The laser gas refining system of the FIGURE was provided to an ArF excimer laser of the discharge excitation type. The reaction tube 14 was packed with Si and maintained at room temperature. The reaction tube 16 was packed with soda lime and maintained at about 100.degree. C. The adsorption tube 18 was packed with Molecular Sieve 5A and maintained at room temperature. The reaction tube 20 was packed with Ca and maintained at about 500.degree. C. In the excimer laser apparatus 10 the total gas pressure was 2650 Torr. As to partial pressure, Ar was 145 Torr, F.sub.2 was 5 Torr and Ne was 2500 Torr. The excimer laser was operated at an oscillation frequency of 80 Hz by application of a voltage of 39 kV, while the laser gas was continuously refined and recycled at a rate of 5 liters per minute. The laser operation was continued to successively make 10.sup.8 shots of oscillation. At the end of such operation the laser output power was still more than 90% of the initial level of 15 W.

COMPARATIVE EXAMPLE

The ArF excimer laser in the above Example was operated in the same manner. However, the laser gas refining system of Example was modified by providing a by-pass 26 to omit the use of the reaction tube 20 packed with Ca. Using the thus modified system the laser gas was continuously refined and recycled at a rate of 5 liters per minute, and the laser operation was continued to successively make 3.times.10.sup.5 shots of oscillation. As a result, the laser output power decreased to 50% of the initial level, 15 W.

Claims

1. A method of refining a laser gas which is used in an excimer laser and comprises at least one rare gas, a fluorine source gas and impurities possibly including CF.sub.4, the method comprising the steps of:

(a) bringing the laser gas into contact with at least one metal having high reactivity with said fluorine source gas to thereby convert the fluorine source gas to at least one metal fluoride;

(b) after step (a), bringing the remaining portion of the laser gas into contact with at least one solid alkaline compound selected from alkali metal compounds and alkaline earth metal compounds to thereby convert most of fluorides in the gas into solid fluorides;

(c) after step (b), bringing the remaining portion of the laser gas into contact with zeolite to thereby remove most of remaining impurities by adsorption; and

(d) after step (c), bringing the remaining portion of the laser gas into contact with at least one metal selected from the group consisting of alkali metals and alkaline earth metals at an elevated temperature to thereby decompose CF.sub.4 to form a solid metal fluoride and carbon.

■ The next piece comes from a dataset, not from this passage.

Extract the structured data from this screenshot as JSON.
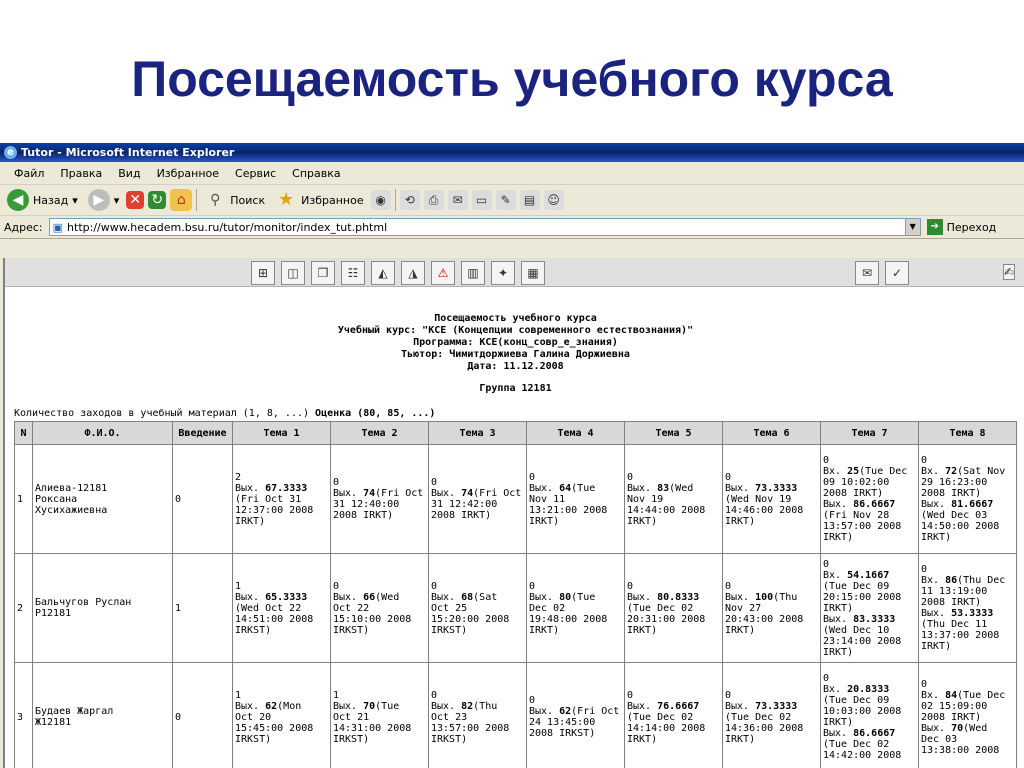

2. A method according to claim 1, wherein said at least one metal in step (a) is selected from the group consisting of Si, Ge, P, Sb, Te, S, W, Mo, V, Fe, Cr, Mn, Co, Zn, Sn, Pb, Ti and Zr.

3. A method according to claim 2, wherein said at least one metal in step (a) is maintained at a temperature in the range from room temperature to about 500.degree. C.

4. A method according to claim 1, wherein said at least one alkaline compound is selected from the group consisting of CaO, Ca(OH).sub.2, NaOH, KOH and soda lime.

5. A method according to claim 4, wherein said at least one alkaline compound is maintained at a temperature in the range from about 80.degree. C. to about 200.degree. C.

6. A method according to claim 1, wherein said at least one metal in step (d) is selected from the group consisting of Ca, Na, K and Li.

7. A method according to claim 6, wherein said elevated temperature in step (d) is above 400.degree. C.

8. A method according to claim 1, wherein said fluorine source gas is selected from the group consisting of F.sub.2, NH.sub.3, ClF.sub.3 and ClF.